A recent conversation about solving hard problems reminded me of a lightning talk I gave at an internal micro-conference in 2012 for my then-job. The idea was to point out cases where perfectly reasonable assumptions turned out to not be so perfectly reasonable, challenging ourselves to question such assumptions, with two specific examples.
The first was an issue with the online store we were tasked with maintaining. I feel comfortable talking about it publicly now because that version of the store has long-since been decommissioned.
When I first joined the team maintaining the store, we had an external-facing store database and an internal-facing sales database. They largely had the same information but it was organized a little differently.
Store data was transferred to the sales database via email as a way to get around our corporate firewall. A scheduled task on the external store server collected all of the recent order data from the store database, built an XML document out of it, and then emailed it to a shared email address. Another process then ran regularly on a machine inside the firewall to check that email inbox. Any XML found would be parsed and the data would be entered into the sales database.
Needless to say, this was awful for many reasons. So, eventually, we re-worked it. We updated the store to send an MSMQ message for each order, with an MSMQ-specific hole in the firewall facilitating that. Then we added an internal process that listened to that queue, pulling in the data, parsing it, and adding it to the sales database.
Along the way, we also added quite a bit more data validation to this new listener process. We’d never validated the data before because we were sending it to ourselves. We knew it was safe.
Until we started getting errors.
Specifically, we were getting XML parsing errors. Which we thought was really strange because this was the same XML format that had been working fine for years.
So we took a “good” XML document and compared it to a “bad” one and were surprised to see that, for the bad one, the OrdDate (which was actually a DateTime corresponding to the time that the customer reached the payment page in the store) was only a date (e.g. 2012-03-15) while good XML included a full DateTime (2012-03-15 11:34:27).
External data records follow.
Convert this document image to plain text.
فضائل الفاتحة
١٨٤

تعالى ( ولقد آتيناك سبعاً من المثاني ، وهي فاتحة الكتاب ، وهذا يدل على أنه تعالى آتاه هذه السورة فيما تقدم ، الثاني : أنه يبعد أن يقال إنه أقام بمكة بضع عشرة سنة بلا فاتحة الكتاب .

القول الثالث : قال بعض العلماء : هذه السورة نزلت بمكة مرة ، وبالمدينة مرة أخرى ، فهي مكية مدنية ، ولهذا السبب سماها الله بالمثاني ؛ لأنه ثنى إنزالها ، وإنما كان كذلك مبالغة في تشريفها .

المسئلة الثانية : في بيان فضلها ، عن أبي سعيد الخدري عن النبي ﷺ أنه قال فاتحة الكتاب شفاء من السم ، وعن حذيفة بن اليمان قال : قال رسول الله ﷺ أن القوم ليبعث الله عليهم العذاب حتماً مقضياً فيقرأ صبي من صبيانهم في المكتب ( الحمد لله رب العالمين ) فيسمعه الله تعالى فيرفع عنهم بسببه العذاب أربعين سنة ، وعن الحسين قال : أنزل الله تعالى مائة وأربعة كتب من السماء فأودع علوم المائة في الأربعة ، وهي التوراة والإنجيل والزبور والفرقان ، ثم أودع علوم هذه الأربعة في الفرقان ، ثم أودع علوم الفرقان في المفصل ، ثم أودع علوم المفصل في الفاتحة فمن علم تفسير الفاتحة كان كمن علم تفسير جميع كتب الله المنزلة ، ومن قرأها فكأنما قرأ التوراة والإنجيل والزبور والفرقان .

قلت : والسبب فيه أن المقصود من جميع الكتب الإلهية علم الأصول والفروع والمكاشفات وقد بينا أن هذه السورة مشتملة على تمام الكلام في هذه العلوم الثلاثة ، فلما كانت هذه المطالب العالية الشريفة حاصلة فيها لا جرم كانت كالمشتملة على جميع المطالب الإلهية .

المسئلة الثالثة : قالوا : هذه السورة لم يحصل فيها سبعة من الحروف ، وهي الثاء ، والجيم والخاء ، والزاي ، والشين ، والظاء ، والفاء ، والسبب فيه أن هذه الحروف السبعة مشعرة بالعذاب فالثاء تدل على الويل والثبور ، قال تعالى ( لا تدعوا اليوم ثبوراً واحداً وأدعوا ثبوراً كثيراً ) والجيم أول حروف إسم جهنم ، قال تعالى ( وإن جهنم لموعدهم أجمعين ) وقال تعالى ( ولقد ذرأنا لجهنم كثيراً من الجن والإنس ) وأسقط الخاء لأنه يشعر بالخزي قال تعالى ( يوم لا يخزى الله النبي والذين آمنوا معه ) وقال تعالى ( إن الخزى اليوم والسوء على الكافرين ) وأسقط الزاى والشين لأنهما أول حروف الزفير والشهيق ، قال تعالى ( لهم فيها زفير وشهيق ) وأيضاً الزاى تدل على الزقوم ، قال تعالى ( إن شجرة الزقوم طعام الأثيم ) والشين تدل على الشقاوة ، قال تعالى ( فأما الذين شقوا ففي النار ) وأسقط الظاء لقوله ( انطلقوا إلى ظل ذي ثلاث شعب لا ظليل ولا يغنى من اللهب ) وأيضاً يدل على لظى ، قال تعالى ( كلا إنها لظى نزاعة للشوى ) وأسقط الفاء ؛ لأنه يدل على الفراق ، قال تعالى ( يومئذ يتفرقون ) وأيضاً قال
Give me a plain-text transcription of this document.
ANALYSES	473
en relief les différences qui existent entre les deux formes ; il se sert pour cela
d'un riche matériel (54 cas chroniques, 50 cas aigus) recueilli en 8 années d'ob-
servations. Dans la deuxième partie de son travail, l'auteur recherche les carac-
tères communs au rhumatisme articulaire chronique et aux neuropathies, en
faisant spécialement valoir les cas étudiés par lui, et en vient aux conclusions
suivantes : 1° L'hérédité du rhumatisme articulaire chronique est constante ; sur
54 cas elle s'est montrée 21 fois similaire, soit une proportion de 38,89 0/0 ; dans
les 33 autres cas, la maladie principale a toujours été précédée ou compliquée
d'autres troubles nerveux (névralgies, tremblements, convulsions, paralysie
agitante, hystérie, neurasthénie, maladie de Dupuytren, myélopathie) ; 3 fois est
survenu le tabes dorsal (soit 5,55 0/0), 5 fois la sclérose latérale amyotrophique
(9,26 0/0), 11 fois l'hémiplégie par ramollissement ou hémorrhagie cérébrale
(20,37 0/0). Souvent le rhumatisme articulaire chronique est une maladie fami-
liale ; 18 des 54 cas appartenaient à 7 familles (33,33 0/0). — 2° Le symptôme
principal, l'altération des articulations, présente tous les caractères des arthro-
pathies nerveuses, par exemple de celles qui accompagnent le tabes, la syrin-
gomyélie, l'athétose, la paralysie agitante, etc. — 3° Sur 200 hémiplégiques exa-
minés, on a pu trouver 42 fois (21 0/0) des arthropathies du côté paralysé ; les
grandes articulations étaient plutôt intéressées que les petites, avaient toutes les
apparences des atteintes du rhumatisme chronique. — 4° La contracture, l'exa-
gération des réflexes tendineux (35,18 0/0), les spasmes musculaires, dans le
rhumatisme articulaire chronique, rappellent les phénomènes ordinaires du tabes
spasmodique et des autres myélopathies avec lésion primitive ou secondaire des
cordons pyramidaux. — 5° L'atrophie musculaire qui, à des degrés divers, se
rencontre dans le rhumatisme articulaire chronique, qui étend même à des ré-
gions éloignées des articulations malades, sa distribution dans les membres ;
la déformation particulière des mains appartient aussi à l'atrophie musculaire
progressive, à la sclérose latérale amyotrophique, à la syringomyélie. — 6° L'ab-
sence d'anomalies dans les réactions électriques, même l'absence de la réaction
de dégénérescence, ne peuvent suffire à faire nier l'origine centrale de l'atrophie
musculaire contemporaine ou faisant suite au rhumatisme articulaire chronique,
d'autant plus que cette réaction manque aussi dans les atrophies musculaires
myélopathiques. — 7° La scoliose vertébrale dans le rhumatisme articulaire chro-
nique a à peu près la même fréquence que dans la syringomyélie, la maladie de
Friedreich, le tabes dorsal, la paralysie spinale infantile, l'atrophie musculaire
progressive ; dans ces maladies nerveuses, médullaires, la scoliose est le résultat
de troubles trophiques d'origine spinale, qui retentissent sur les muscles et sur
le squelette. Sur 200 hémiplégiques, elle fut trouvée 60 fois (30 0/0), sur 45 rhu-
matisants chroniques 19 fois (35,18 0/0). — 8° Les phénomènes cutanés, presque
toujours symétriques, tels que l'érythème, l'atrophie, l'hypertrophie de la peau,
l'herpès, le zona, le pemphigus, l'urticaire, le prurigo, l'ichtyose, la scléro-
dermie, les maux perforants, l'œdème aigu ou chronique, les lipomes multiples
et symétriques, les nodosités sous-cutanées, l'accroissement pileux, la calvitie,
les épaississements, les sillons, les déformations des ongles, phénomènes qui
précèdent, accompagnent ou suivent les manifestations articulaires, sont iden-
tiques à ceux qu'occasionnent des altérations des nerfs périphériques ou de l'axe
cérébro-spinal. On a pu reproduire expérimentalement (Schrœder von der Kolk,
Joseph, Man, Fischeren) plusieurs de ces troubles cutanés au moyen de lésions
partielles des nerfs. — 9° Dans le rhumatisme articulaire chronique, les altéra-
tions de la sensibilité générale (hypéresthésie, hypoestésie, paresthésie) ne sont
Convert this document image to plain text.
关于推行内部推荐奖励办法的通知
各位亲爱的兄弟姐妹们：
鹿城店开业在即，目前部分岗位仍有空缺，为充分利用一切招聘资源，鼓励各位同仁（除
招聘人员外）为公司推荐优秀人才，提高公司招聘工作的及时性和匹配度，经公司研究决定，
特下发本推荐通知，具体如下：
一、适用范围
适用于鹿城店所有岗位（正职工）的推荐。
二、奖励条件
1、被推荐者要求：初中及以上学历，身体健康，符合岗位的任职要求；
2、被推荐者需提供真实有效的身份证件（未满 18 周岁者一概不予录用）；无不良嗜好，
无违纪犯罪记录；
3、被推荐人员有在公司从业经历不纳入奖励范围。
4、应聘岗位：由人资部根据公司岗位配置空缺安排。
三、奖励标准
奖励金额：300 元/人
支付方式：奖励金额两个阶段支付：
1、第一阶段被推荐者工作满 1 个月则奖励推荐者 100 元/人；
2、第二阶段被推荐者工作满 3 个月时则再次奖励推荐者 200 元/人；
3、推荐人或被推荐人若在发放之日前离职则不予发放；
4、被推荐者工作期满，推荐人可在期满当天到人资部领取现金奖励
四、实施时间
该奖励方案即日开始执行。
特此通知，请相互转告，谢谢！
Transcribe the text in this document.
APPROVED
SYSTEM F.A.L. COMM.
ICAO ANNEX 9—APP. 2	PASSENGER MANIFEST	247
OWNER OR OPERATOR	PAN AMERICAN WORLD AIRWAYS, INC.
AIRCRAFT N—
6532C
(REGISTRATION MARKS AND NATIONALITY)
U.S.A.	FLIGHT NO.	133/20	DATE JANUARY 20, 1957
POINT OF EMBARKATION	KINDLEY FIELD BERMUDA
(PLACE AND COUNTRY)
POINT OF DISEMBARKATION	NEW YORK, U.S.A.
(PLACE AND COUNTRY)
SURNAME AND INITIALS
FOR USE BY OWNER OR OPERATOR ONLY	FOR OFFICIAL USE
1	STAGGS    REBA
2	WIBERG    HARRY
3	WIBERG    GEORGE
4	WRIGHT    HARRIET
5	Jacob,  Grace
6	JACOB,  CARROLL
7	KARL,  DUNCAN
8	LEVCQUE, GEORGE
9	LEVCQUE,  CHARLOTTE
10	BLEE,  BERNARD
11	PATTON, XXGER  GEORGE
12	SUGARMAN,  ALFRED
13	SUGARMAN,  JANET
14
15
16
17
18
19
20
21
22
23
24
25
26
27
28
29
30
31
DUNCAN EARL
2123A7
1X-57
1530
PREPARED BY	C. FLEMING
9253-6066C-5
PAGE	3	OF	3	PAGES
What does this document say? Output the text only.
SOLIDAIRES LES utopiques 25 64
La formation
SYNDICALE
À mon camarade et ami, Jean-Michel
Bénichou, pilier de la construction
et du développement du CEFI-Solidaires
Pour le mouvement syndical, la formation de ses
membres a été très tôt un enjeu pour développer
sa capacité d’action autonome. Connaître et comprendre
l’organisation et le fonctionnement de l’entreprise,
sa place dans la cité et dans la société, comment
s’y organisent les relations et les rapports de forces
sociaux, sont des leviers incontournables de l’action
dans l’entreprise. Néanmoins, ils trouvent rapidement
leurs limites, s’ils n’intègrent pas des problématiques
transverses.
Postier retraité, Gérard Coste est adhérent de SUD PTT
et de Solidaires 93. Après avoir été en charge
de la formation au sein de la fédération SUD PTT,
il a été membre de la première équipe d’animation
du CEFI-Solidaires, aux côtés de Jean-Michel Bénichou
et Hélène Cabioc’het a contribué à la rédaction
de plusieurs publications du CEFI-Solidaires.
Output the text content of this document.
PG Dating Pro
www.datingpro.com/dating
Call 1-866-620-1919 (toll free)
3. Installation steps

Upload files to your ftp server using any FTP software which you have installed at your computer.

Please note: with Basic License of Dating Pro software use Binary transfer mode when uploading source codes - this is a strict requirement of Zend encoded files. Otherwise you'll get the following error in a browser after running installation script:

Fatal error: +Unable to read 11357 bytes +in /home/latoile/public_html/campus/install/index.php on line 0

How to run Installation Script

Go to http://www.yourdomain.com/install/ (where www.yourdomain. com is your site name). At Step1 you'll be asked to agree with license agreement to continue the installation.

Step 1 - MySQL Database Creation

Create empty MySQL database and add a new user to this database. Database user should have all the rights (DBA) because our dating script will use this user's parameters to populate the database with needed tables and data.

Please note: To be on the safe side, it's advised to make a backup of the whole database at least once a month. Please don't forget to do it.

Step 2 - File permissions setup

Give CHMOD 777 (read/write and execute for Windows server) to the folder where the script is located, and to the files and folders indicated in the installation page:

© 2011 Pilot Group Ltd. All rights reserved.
Why would that happen for only some orders?
We went into the store database and found that the orders with un-parseable XML had an OrdDate of exactly midnight, down to the second. And it turned out that, back then, some combination of Microsoft SQL Server and Classic ASP caused the time portion of a DateTime to be removed if it was 00:00:00.
Because we’d never been validating it before, we never knew that, and because we assumed that every OrdDate would be a valid DateTime, we built our parser around that, and it ended up failing.
We couldn’t fix the combination of MSSQL and Classic ASP so our solution was to manually bolt on a timestamp whenever we detected that one was missing, before sending the XML. Inelegant, but it solved the problem.
The other example I spoke about was related to the company’s user-to-user forums and took place in 2008 or so.
We had an out-of-the-box vBulletin instance that was barely supported. It was just me and one guy from IT, with moderation handled by a group of volunteers from outside of the company.
One of those moderators reported that she was getting censored whenever she typed the word “specialized” in a post. We had a badword filter enabled but we couldn’t see why it would be triggered in that case.
We kind of ignored it for awhile but one day I wrote it out on my whiteboard.
specialized spe******ed cializ
And then I realized what was happening.
There was no reason for the badword filter to censor specialized but that’s not what it was censoring. This particular moderator was German and used British English. That meant she wasn’t typing specialized, she was typing specialised. The censored letters didn’t spell out “cializ,” they spelled out “cialis,” which was in our badword filter to prevent spam.
We didn’t consider this immediately because we assumed that our posters would be using the same American English that we were using ourselves.
We solved that issue by setting the badword filter to not censor “cialis” if it was in the middle of another word.
These two examples may not apply to anyone else but the idea of challenging your assumptions does. It’s hard to solve problems when your assumption is what’s getting in the way.